Esto ha provocado en algunos lugares, como Sinaloa, que los conductores empiecen a hacerle trampa a Uber, así los lleve a que la empresa les cancele la cuenta. Lo que hacen es cobrar sólo viajes que se pagan en efectivo y no depositarle su ganancia a Uber. Es una acción totalmente reprobable, pero ellos sienten que la empresa es injusta. Las triquiñuelas de los conductores en Sinaloa no quedan ahí: han formado grupos de Whatsapp con centenas de conductores por ciudad para comunicarse y repartirse servicios de transporte privado.

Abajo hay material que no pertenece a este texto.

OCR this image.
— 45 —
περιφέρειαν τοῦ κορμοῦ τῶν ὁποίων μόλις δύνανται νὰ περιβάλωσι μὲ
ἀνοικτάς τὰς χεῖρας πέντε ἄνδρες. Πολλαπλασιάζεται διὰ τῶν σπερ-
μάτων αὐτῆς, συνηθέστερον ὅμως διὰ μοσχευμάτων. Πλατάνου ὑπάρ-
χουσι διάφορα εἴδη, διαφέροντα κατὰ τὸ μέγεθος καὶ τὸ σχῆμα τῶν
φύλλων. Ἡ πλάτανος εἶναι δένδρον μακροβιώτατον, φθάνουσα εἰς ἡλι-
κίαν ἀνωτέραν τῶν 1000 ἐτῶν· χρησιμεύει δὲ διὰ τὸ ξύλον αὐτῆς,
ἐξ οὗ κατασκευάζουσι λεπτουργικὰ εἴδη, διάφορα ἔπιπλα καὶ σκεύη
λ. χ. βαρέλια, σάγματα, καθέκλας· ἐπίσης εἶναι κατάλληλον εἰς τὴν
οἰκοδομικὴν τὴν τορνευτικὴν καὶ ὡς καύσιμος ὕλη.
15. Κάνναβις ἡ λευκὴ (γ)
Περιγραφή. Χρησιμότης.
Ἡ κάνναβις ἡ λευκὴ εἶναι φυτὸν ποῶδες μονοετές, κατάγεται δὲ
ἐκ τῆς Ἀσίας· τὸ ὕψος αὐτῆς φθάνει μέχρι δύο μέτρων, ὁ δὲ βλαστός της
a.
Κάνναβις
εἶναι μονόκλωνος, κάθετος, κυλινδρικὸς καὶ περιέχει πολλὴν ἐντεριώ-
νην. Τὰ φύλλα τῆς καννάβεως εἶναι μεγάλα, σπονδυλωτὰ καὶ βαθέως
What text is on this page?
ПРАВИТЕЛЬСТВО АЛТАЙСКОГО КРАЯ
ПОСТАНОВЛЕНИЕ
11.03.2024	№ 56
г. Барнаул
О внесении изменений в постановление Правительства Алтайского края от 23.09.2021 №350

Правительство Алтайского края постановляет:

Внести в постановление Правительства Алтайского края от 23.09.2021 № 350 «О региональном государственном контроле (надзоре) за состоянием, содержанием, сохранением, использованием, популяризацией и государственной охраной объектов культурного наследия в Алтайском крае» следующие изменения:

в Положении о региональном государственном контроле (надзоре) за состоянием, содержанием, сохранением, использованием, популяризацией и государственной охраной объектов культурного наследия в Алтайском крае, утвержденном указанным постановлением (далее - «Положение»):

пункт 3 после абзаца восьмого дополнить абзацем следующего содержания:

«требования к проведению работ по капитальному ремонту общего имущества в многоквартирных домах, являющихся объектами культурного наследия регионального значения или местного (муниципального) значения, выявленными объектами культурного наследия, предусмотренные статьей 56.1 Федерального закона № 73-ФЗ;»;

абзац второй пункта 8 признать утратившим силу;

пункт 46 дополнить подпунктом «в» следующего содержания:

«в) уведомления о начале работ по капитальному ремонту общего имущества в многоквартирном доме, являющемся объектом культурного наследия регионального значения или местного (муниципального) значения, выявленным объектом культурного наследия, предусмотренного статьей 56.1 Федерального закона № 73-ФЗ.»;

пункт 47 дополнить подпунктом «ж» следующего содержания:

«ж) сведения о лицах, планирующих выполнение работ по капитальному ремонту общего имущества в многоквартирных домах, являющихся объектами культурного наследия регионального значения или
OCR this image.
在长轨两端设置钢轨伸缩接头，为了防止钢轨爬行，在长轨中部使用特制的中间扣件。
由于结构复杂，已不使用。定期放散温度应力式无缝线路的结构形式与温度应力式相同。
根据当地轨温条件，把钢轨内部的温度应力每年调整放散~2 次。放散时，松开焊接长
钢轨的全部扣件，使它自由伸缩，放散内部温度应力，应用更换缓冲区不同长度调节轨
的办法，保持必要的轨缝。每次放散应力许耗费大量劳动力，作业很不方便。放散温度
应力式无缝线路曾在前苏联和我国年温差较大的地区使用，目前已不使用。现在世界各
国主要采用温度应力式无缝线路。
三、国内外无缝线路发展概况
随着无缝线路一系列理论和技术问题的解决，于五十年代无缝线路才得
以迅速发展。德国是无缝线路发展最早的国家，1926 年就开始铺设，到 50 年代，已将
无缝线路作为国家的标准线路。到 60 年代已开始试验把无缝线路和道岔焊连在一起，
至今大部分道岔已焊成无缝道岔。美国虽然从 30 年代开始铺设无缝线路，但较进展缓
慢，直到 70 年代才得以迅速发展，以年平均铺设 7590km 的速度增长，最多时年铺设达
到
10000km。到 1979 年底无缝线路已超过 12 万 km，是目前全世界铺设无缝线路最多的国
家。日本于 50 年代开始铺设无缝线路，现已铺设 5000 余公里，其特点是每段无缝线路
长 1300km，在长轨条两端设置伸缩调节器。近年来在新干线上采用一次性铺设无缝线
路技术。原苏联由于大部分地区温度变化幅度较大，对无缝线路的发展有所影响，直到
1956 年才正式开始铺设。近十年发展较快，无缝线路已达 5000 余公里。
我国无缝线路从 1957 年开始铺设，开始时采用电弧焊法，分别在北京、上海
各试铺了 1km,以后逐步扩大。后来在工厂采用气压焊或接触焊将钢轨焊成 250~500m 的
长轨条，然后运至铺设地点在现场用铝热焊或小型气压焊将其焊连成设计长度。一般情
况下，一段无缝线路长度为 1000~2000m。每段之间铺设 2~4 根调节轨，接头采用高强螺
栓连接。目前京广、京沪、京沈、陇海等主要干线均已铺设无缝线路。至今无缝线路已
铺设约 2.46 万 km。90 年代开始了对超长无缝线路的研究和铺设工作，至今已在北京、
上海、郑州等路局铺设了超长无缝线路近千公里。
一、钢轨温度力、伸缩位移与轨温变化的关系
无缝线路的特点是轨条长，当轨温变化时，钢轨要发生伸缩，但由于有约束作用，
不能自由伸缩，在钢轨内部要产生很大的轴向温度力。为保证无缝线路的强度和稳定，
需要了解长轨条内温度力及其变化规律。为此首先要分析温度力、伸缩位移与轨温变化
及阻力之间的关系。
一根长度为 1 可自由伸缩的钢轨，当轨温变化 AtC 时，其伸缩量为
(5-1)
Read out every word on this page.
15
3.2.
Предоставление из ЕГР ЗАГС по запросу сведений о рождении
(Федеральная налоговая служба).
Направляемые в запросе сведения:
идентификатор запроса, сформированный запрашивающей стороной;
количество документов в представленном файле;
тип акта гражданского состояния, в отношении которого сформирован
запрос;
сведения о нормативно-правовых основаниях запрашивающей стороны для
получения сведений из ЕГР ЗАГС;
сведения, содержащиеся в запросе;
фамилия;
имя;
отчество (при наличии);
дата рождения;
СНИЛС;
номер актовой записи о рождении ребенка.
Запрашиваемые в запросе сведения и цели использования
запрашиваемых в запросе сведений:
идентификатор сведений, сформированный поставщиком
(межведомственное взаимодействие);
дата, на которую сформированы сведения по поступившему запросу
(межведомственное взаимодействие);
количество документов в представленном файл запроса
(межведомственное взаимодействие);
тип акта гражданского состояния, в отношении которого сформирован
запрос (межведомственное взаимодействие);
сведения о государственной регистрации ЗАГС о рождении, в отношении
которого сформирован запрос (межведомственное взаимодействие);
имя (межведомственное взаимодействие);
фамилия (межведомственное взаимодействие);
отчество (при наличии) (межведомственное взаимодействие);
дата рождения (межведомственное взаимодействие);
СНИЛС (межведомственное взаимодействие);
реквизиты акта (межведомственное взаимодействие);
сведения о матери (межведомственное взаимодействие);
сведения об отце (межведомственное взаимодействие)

La operación es sencilla. El conductor realiza un servicio por medio de la aplicación de Uber, el cliente queda contento con el servicio del conductor pero insatisfecho con los costos que se aplican cuando se actualiza la tarifa dinámica, el conductor le ofrece al cliente que si se conecta con él directamente le respetará una tarifa fija o la calculará con una aplicación alterna a Uber y gratuita, el cliente acepta porque no quiere pagar la dinámica y porque ha logrado construir una efímera confianza con el conductor, que a su vez no pagará el porcentaje a la compañía. Uber pierde, mientras que el cliente y el conductor se sienten satisfechos porque consideran que fue un trato más justo, aunque en realidad sea un truco con el que el cliente pierde seguridad en su transporte.
Ninguna condición justifica estas trampas de los conductores, pero es importante que Uber empiece a ver que se requiere ser menos voraz con su modelo de negocio, donde los conductores llegan a arriesgar su seguridad sin ninguna garantía de protección por parte de la compañía transnacional.